• DOLAR 34.547
  • EURO 36.015
  • ALTIN 3005.461
  • ...
Suudi rejiminin idam kararları İslam'ın adalet ve insaf anlayışıyla bağdaşmıyor
Google News'te Doğruhaber'e abone olun. 

Suudi rejimi tarafından 2017 yılından beri hapiste tutulan Selman El Avde, Ali El Ömeri ve Awd El Karni gibi âlimlerinin idam edileceği haberlerinin ardından tepkiler gelmeye devam ediyor.

Aralarında Muhammed Emin Yıldırım, Prof. Dr. Faruk Beşer, Nureddin Yıldız, İhsan Şenocak gibi tanınan isimlerin bulunduğu Eyüp Buluşmaları Platformu, Suudi rejimi tarafından Ramazan Bayramı'nın ardından idam edileceği belirtilen âlimler için bir bildiri yayımladı.

Yayımlanan bildiride, Suudi Arabistan Hükümetinin fikir ve kanaatlerini hür bir şeklide açıklama hakkı olan âlimleri tutuklayarak haklarında idam kararı vermesinin İslam'ın adalet ve insaf anlayışıyla bağdaşmadığı belirtildi.

2017 yılından beri Suudi Arabistan hükümetinin âlimlere karşı yürüttüğü kanunsuz ve baskıcı uygulamaların şiddetli bir şekilde devam ettiği ve birçok âlimin Suudi hapishanelerinde tutuklu bulunduğu hatırlatılan açıklamada, "Son olarak alınan duyumlar ve haberlere göre Ramazan Bayramı'ndan sonra içlerinde dünyaca tanınmış âlim Selman el-Avde'nin de bulunduğu birçok tutuklu mümtaz ilim erbabının idam edileceğine dair bilgiler gelmektedir." denildi.

"İdam kararları İslam'ın adalet ve insaf anlayışıyla bağdaşmıyor"

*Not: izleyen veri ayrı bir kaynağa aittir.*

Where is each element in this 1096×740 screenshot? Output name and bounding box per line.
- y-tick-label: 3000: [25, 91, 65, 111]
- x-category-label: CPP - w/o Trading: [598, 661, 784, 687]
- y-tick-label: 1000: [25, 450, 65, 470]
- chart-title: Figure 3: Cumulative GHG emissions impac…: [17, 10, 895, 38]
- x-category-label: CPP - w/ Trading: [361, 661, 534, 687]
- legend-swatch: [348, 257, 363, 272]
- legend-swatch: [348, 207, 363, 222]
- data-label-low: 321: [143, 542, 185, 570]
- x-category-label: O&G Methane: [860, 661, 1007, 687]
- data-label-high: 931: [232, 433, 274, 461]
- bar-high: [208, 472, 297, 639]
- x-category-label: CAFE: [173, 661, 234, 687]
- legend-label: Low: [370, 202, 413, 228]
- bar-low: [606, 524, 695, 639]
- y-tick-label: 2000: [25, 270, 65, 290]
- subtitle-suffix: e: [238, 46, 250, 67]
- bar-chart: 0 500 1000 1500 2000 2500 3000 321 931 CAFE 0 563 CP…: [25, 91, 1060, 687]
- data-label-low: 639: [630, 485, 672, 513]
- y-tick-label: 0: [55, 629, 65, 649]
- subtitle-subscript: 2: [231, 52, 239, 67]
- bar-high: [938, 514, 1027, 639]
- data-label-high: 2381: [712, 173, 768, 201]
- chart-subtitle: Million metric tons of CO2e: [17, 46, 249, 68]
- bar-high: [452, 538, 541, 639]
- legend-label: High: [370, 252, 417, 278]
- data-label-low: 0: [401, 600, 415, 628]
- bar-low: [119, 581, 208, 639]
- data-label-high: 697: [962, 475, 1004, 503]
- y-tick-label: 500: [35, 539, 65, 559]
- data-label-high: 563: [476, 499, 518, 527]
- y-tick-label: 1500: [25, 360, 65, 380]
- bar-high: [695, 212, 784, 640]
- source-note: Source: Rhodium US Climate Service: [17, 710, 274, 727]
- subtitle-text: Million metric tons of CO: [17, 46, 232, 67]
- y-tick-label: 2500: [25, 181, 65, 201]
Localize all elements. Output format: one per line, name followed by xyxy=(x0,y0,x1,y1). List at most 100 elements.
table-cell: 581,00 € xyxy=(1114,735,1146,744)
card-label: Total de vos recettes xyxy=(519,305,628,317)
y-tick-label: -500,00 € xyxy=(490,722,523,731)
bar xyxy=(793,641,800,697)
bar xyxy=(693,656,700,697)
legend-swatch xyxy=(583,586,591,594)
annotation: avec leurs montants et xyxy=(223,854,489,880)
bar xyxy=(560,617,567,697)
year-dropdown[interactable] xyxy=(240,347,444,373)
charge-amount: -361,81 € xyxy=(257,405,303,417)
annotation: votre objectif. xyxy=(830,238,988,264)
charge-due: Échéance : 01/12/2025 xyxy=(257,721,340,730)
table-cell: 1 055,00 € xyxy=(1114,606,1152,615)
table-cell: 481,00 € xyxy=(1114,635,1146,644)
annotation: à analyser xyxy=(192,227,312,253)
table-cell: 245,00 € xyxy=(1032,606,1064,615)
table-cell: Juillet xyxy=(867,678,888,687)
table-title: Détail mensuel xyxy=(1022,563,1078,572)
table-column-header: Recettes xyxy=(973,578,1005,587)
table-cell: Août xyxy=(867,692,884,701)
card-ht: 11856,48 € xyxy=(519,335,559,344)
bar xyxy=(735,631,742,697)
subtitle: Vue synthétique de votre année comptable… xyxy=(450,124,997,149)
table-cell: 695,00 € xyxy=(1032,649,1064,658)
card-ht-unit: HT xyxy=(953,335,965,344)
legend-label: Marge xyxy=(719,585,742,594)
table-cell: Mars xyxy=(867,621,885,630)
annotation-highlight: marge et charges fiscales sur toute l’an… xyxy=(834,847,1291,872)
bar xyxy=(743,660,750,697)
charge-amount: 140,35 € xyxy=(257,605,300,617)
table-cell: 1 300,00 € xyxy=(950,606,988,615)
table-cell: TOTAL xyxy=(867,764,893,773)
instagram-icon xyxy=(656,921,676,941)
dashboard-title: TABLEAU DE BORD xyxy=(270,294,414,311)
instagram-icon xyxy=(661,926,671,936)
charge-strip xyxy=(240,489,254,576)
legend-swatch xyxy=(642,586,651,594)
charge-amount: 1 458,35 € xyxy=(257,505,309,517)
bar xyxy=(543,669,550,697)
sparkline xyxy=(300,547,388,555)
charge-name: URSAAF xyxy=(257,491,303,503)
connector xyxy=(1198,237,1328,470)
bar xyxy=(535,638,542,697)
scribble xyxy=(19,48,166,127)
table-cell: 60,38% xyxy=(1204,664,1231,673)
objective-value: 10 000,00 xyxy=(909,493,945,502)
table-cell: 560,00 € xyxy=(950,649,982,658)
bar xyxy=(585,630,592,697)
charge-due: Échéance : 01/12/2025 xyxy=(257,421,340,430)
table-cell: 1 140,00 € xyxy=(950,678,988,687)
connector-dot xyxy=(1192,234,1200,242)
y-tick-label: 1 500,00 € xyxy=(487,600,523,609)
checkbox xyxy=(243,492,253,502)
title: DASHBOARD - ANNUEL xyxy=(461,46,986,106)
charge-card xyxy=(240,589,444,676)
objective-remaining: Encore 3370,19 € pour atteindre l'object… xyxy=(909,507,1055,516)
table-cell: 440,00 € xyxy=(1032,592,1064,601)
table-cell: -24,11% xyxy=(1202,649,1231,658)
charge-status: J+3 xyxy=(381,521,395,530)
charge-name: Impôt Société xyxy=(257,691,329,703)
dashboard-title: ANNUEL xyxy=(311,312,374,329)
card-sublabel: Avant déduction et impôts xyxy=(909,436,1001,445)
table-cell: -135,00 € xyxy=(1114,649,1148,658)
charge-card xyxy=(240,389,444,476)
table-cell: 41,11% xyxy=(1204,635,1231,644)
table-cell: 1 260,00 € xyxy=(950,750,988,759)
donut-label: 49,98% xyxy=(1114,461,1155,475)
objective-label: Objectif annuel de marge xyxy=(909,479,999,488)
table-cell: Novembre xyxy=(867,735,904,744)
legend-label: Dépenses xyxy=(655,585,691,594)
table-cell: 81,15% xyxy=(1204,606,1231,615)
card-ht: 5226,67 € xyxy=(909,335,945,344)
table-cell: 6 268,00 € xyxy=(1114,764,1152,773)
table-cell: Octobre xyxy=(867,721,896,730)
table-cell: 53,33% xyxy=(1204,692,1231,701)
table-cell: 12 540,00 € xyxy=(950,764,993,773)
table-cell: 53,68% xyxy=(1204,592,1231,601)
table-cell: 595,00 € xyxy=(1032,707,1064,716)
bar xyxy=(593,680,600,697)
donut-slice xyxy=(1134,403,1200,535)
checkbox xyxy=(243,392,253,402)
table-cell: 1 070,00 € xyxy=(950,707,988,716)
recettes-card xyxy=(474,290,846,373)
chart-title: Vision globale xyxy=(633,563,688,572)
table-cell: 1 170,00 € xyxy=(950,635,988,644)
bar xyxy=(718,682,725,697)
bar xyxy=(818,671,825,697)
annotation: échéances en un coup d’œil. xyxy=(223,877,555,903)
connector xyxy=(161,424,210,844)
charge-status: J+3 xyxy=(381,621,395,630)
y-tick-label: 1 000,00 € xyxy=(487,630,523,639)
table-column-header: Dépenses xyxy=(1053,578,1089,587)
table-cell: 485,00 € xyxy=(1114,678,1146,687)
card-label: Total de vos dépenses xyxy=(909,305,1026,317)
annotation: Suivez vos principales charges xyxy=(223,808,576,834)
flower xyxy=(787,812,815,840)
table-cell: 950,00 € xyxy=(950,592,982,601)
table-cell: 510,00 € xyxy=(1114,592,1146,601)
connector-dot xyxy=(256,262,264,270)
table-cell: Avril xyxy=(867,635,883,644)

Açıklamanın devamında, "Kur'an'da ve hadislerde ulemaya büyük önem verilmektedir. Hazreti Muhammed (Sallalahu Aleyhi Vesellem)'in varisleri mesabesinde olan âlimler, İslam ümmetinin yanan kandilleridir. İslam medeniyetinin inşasında, umran ve terakki hareketlerinde âlimler öncüdürler. Hal böyle iken Suudi hükümetinin, fikir ve kanaatlerini hür bir şeklide açıklama hakkı olan âlimleri tutuklamasını ve haklarında idam kararı verecek bir düzeye gelmesini, İslam'ın adalet ve insaf anlayışıyla bağdaştırmak mümkün değildir." ifadelerine yer verildi.

İdamların kabul edilemez olduğuna vurgu yapılan açıklamada, "Suudi hükümetinin, Kur'an'ın inişine şahit olan, Mekke ve Medine gibi Harameyni içinde barındıran bu topraklarda âlimlere uyguladığı baskı ve zulmü bütün dünyaya duyurmak resmi, sivil teşekkülleri, yazarları, sanatkârları ve siyasî çevreleri harekete geçirmek sorumluluklarımızın önemli bir parçasıdır. Suudi hükümetinin bir delile ve mesnede dayanmaksızın âlimleri suçlaması, tutuklaması ve bunlarla da iktifa etmeyerek idama mahkûm etmesi asla maşerî vicdanda kabul edilemez." denildi.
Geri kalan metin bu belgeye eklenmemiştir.